Groundhogs are no longer on the menu, and today Punxsutawney Phil draws mobs of onlookers and cameras as he’s hoisted up by his top-hatted handlers, like the iconic scene from “The Lion King.”
Punxsutawney Phil’s own fame skyrocketed with the 1993 film “Groundhog Day,” in which Bill Murray’s character finds himself stuck in a small town, experiencing the same day over and over again. After the film came out, crowds swelled as thousands made the trek to Gobbler’s Knob in Punxsutawney to watch the annual spectacle.
While the film popularized Groundhog Day, the groundhog itself isn’t all that popular with everyone. It’s a rodent — a cute one, but a rodent nonetheless — that belongs to a group of large ground squirrels known as marmots. Groundhogs, which weigh about 20 pounds, are excellent burrowers and feast on commonly grown vegetables, making them a nuisance to farmers and gardeners.
They’re also pretty lousy weather forecasters. According to the National Oceanic and Atmospheric Administration, on average, Phil has gotten his prediction right 40% of the time over the past 10 years. Even his first prediction in 1887 only got it right for some regions and not for others. So, basically you could toss a coin and have about the same odds.

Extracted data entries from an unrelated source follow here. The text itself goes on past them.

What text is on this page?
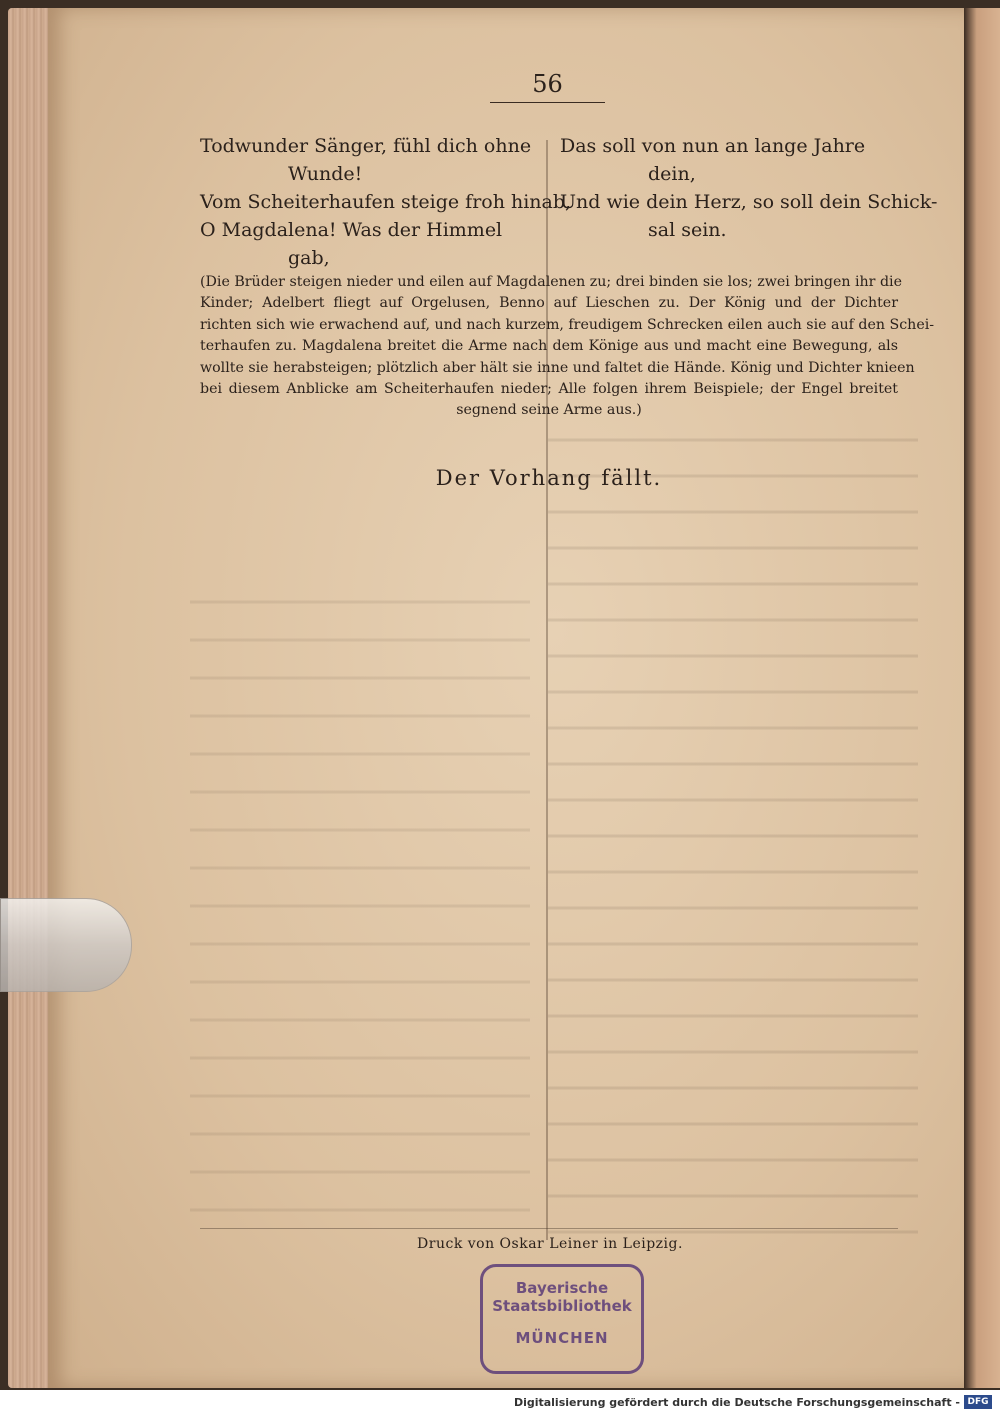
56
Todwunder Sänger, fühl dich ohne
Wunde!
Vom Scheiterhaufen steige froh hinab,
O Magdalena! Was der Himmel
gab,
Das soll von nun an lange Jahre
dein,
Und wie dein Herz, so soll dein Schick-
sal sein.
(Die Brüder steigen nieder und eilen auf Magdalenen zu; drei binden sie los; zwei bringen ihr die
Kinder; Adelbert fliegt auf Orgelusen, Benno auf Lieschen zu. Der König und der Dichter
richten sich wie erwachend auf, und nach kurzem, freudigem Schrecken eilen auch sie auf den Schei-
terhaufen zu. Magdalena breitet die Arme nach dem Könige aus und macht eine Bewegung, als
wollte sie herabsteigen; plötzlich aber hält sie inne und faltet die Hände. König und Dichter knieen
bei diesem Anblicke am Scheiterhaufen nieder; Alle folgen ihrem Beispiele; der Engel breitet
segnend seine Arme aus.)
Der Vorhang fällt.
Druck von Oskar Leiner in Leipzig.
Bayerische
Staatsbibliothek
MÜNCHEN
Digitalisierung gefördert durch die Deutsche Forschungsgemeinschaft - DFG
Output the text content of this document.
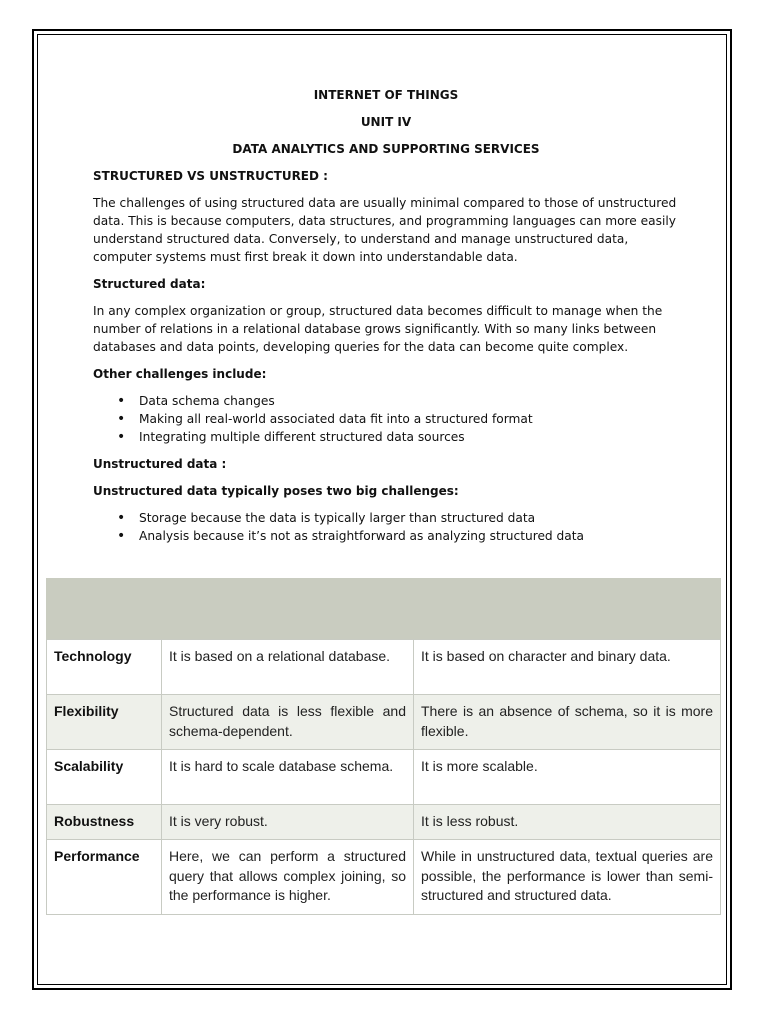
INTERNET OF THINGS
UNIT IV
DATA ANALYTICS AND SUPPORTING SERVICES
STRUCTURED VS UNSTRUCTURED :
The challenges of using structured data are usually minimal compared to those of unstructured data. This is because computers, data structures, and programming languages can more easily understand structured data. Conversely, to understand and manage unstructured data, computer systems must first break it down into understandable data.
Structured data:
In any complex organization or group, structured data becomes difficult to manage when the number of relations in a relational database grows significantly. With so many links between databases and data points, developing queries for the data can become quite complex.
Other challenges include:
• Data schema changes
• Making all real-world associated data fit into a structured format
• Integrating multiple different structured data sources
Unstructured data :
Unstructured data typically poses two big challenges:
• Storage because the data is typically larger than structured data
• Analysis because it’s not as straightforward as analyzing structured data
Technology	It is based on a relational database.	It is based on character and binary data.
Flexibility	Structured data is less flexible and schema-dependent.	There is an absence of schema, so it is more flexible.
Scalability	It is hard to scale database schema.	It is more scalable.
Robustness	It is very robust.	It is less robust.
Performance	Here, we can perform a structured query that allows complex joining, so the performance is higher.	While in unstructured data, textual queries are possible, the performance is lower than semi-structured and structured data.
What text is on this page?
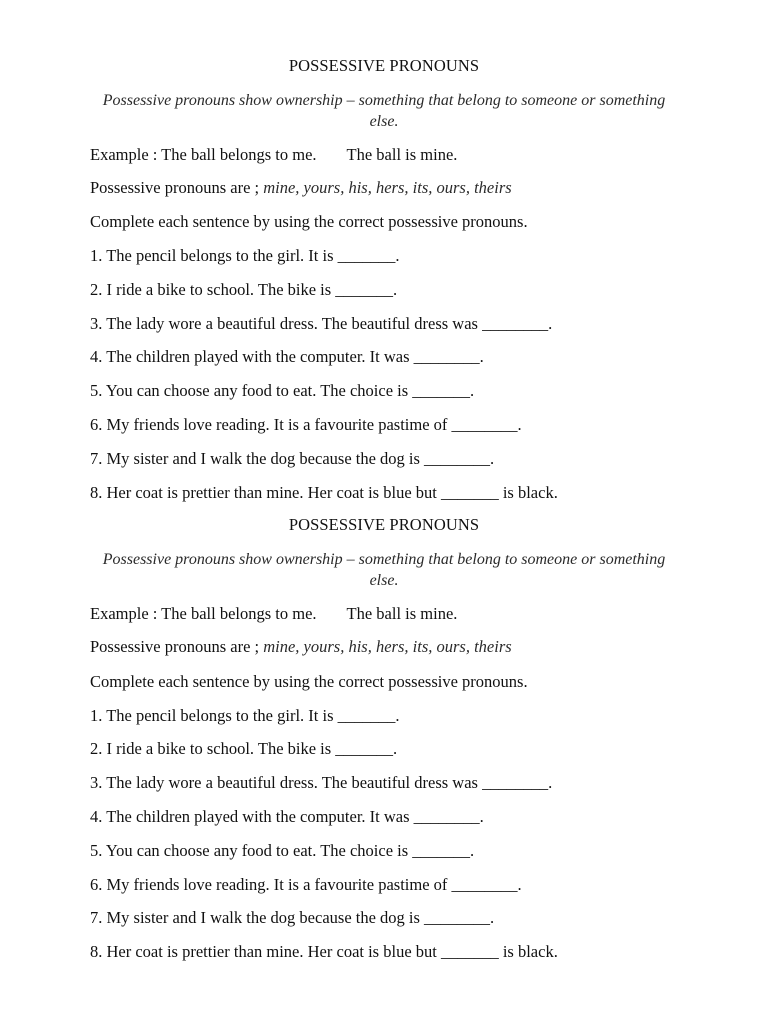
POSSESSIVE PRONOUNS
Possessive pronouns show ownership – something that belong to someone or something else.
Example : The ball belongs to me. The ball is mine.
Possessive pronouns are ; mine, yours, his, hers, its, ours, theirs
Complete each sentence by using the correct possessive pronouns.
1. The pencil belongs to the girl. It is _______.
2. I ride a bike to school. The bike is _______.
3. The lady wore a beautiful dress. The beautiful dress was ________.
4. The children played with the computer. It was ________.
5. You can choose any food to eat. The choice is _______.
6. My friends love reading. It is a favourite pastime of ________.
7. My sister and I walk the dog because the dog is ________.
8. Her coat is prettier than mine. Her coat is blue but _______ is black.
POSSESSIVE PRONOUNS
Possessive pronouns show ownership – something that belong to someone or something else.
Example : The ball belongs to me. The ball is mine.
Possessive pronouns are ; mine, yours, his, hers, its, ours, theirs
Complete each sentence by using the correct possessive pronouns.
1. The pencil belongs to the girl. It is _______.
2. I ride a bike to school. The bike is _______.
3. The lady wore a beautiful dress. The beautiful dress was ________.
4. The children played with the computer. It was ________.
5. You can choose any food to eat. The choice is _______.
6. My friends love reading. It is a favourite pastime of ________.
7. My sister and I walk the dog because the dog is ________.
8. Her coat is prettier than mine. Her coat is blue but _______ is black.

Then again, groundhogs aren’t emerging from their dens to predict the weather. They’re coming out of hibernation to mate. Other than finding a mate in the spring, though, groundhogs are solitary creatures. When autumn rolls back around, they build winter burrows that can have multiple exits and chambers, according to the National Geographic, which notes that groundhogs are “true hibernators,” going into a dormant state that causes their body temperature and heart rate to plummet.
Punxsutawney Phil also goes into a deep sleep, although he does it in his own temperature-controlled human-made burrow — befitting his outsize mythical reputation.
And unlike his commoner brethren that go by nicknames like woodchuck and whistlepig, Punxsutawney Phil boasts a much grander title. His full name? Punxsutawney Phil, Seer of Seers, Sage of Sages, Prognosticator of Prognosticators, and Weather Prophet Extraordinary.